Réclamée par des députés de la droite forte sous la présidence de Nicolas Sarkozy, la loi régissant les comptes des Comités d’Entreprise, après bien des péripéties et un changement de majorité, à été promulguée début mars. A l’origine, une réaction à quelques faits divers, le texte introduit de nouvelles responsabilités pour les élus et un côté répressif paradoxal lorsque, par ailleurs, on prône l’allégement des contrôles des entreprises.
Mais en bout de compte, la transparence, sera-t-elle au rendez-vous ?
A moins d’une flopée de décrets et de circulaires, on serait tenté de dire qu’à première vue, la loi pose davantage de nouvelles questions qu’elle n’en résout d’anciennes.
A compter du 1er janvier 2015, un règlement intérieur sera obligatoire, précisant un certain nombre de procédures concernant les comptes. Mais le règlement intérieur est déjà obligatoire, et ce, depuis une trentaine années. Le législateur a simplement omis de préciser la sanction en cas de non-application de cette disposition. Ainsi de nombreux CE fonctionnent sans RI.
Reste à voir comment une sanction juste et applicable puisse être mise en œuvre et par quel moyen de contrôle. L’Inspection du Travail ? Qui peut-on sanctionner, le secrétaire, les élus, le président, le CE en tant que personne morale ? Quelle forme pourrait prendre la peine en cas d’inobservation de cette obligation ?

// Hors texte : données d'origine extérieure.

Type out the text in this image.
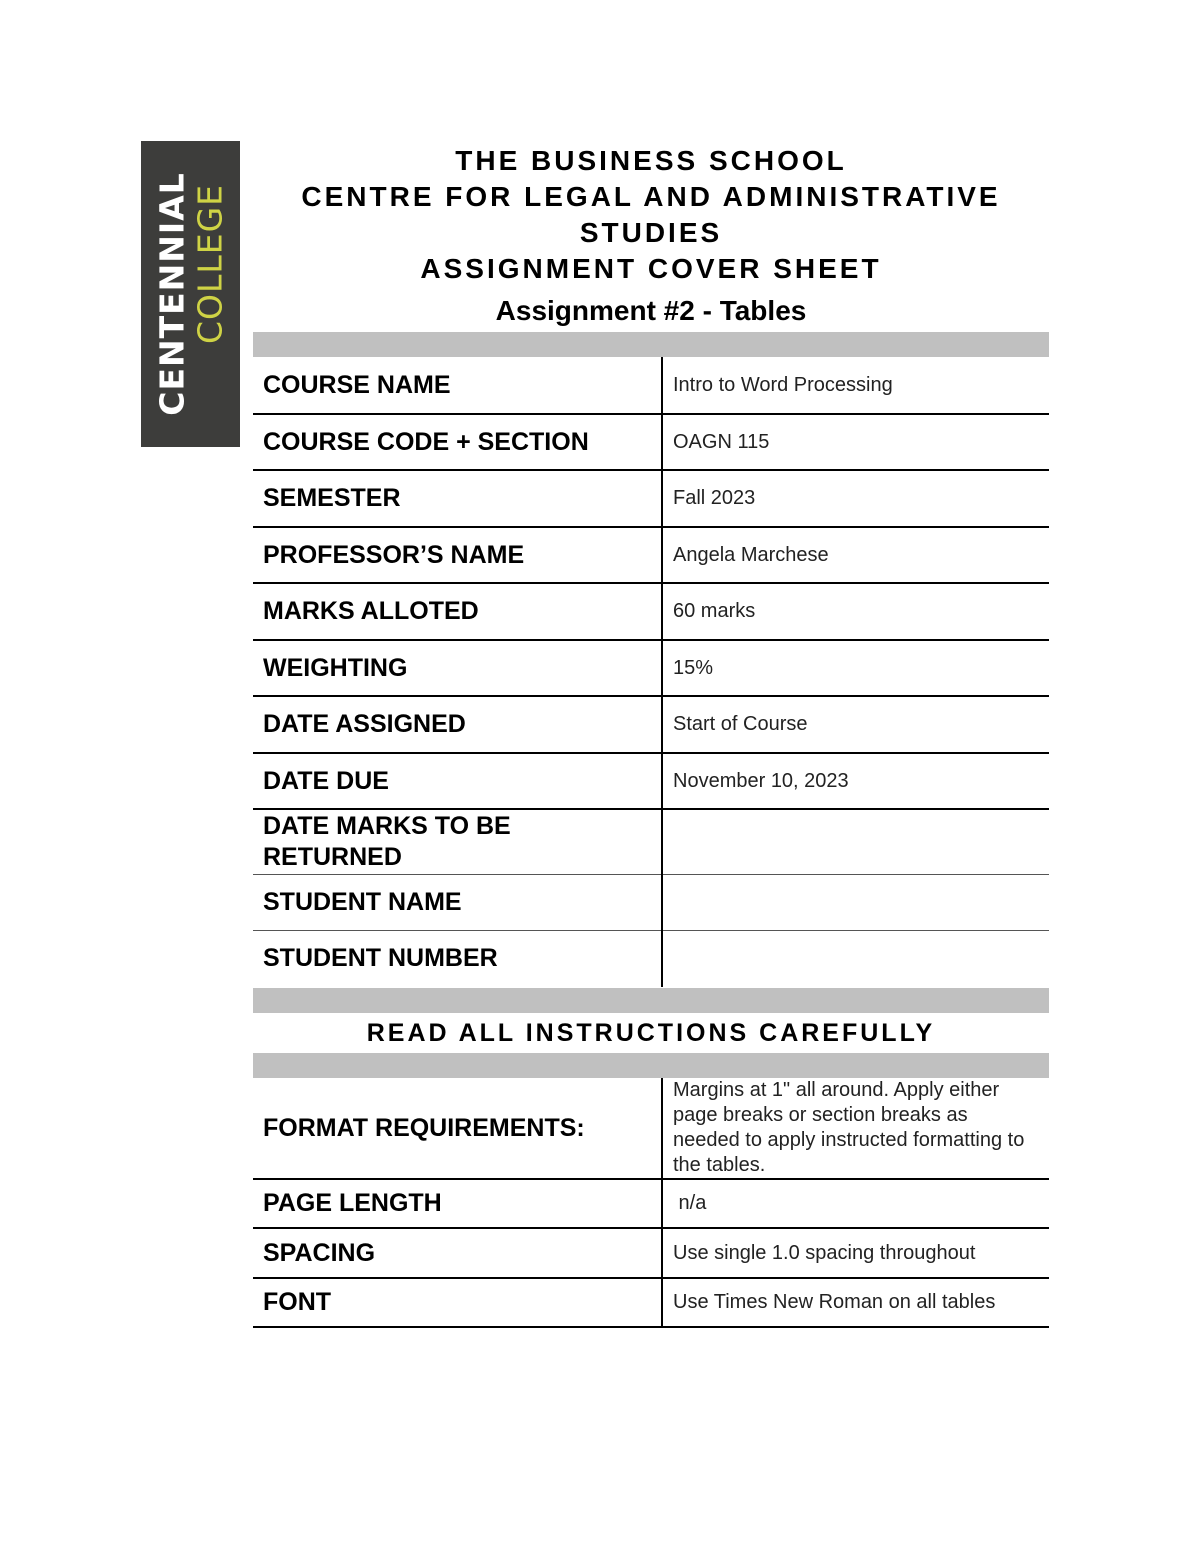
CENTENNIAL COLLEGE
THE BUSINESS SCHOOL
CENTRE FOR LEGAL AND ADMINISTRATIVE
STUDIES
ASSIGNMENT COVER SHEET
Assignment #2 - Tables
COURSE NAME	Intro to Word Processing
COURSE CODE + SECTION	OAGN 115
SEMESTER	Fall 2023
PROFESSOR’S NAME	Angela Marchese
MARKS ALLOTED	60 marks
WEIGHTING	15%
DATE ASSIGNED	Start of Course
DATE DUE	November 10, 2023
DATE MARKS TO BE RETURNED	
STUDENT NAME	
STUDENT NUMBER	
READ ALL INSTRUCTIONS CAREFULLY
FORMAT REQUIREMENTS:	Margins at 1" all around. Apply either page breaks or section breaks as needed to apply instructed formatting to the tables.
PAGE LENGTH	n/a
SPACING	Use single 1.0 spacing throughout
FONT	Use Times New Roman on all tables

Le président du CE, en l’état actuel des textes, est écarté de la procédure d’approbation des comptes, arrêtés par des élus et approuvés par les élus lors d’une réunion annuelle ayant ce seul sujet à l’ordre du jour. Hormis la distribution de la parole, quel sera le rôle de celui-ci ? Cette mesure semble l’écarter de son implication dans certaines pratiques du passé – bien des employeurs ont poussé à la consommation du budget de fonctionnement pour éviter des remboursements de frais sur le compte de l’entreprise, éviter des expertises, etc. – on voit mal le président s’abstenant d’émettre son avis. Idéalement, le règlement intérieur préciserait ces points.
La loi prévoit également la nomination obligatoire d’un trésorier ou trésorière. Quid des petits CE ou ceux qui perdraient des élus en cours de mandat ? Comment obliger deux élus sur trois à prendre des responsabilités conséquentes dans le fonctionnement du CE et quelle cohérence de l’approbation des comptes par un seul élu supplémentaire par rapport aux élus qui les arrêtent ? Le trésorier, peut-il être choisi parmi les suppléants, et dans ce cas, peut-il voter l’approbation des comptes ? Quid des autres suppléants ? Rien n’est précisé à ce jour. Le texte est également silencieux sur l’éventualité d’un cumul de mandats, secrétaire + trésorier, qui devrait alors être rendu possible par le règlement intérieur, ce qui n’est pas très différent de la formalisation du rôle d’un trésorier (ou des adjoints) facultatif, d’autant plus que son rôle n’est pas davantage formalisé que la simple notion de la gestion des comptes.
La loi prévoit des dispositions pour éviter des conflits d’intérêt qui doivent faire l’objet d’un rapport spécifique élaboré par le trésorier, voire le Commissaire aux comptes, ou encore la Commission des affaires sociales. Mais comment interpréter la notion de conflit d’intérêt dans un « petit CE » où les sommes en jeu sont loin de pouvoir prêter à un enrichissement personnel. Le CE qui fait appel au beau-frère cafetier de l’un des élus pour faire le traiteur en lui faisant bénéficier de prix coûtants lors du tournoi annuel de pétanque, rentre-t-il dans cette définition ?
Cette liste non-exhaustive des inepties des nouvelles dispositions montre à quel point, la transparence n’était pas la préoccupation majeure du législateur mais le désir de « mâter » des institutions « ouvrières » qui pouvaient encore se prévaloir de choix autres que le moins-disant en termes de prix lors de la sélection de leurs fournisseurs.
La transparence est loin d’être jouée, à moins d’un travail laborieux au sein de chaque Comité d’Entreprise, sur le règlement intérieur qui, rappelons-le, devient une obligation à compter du 1er janvier 2015.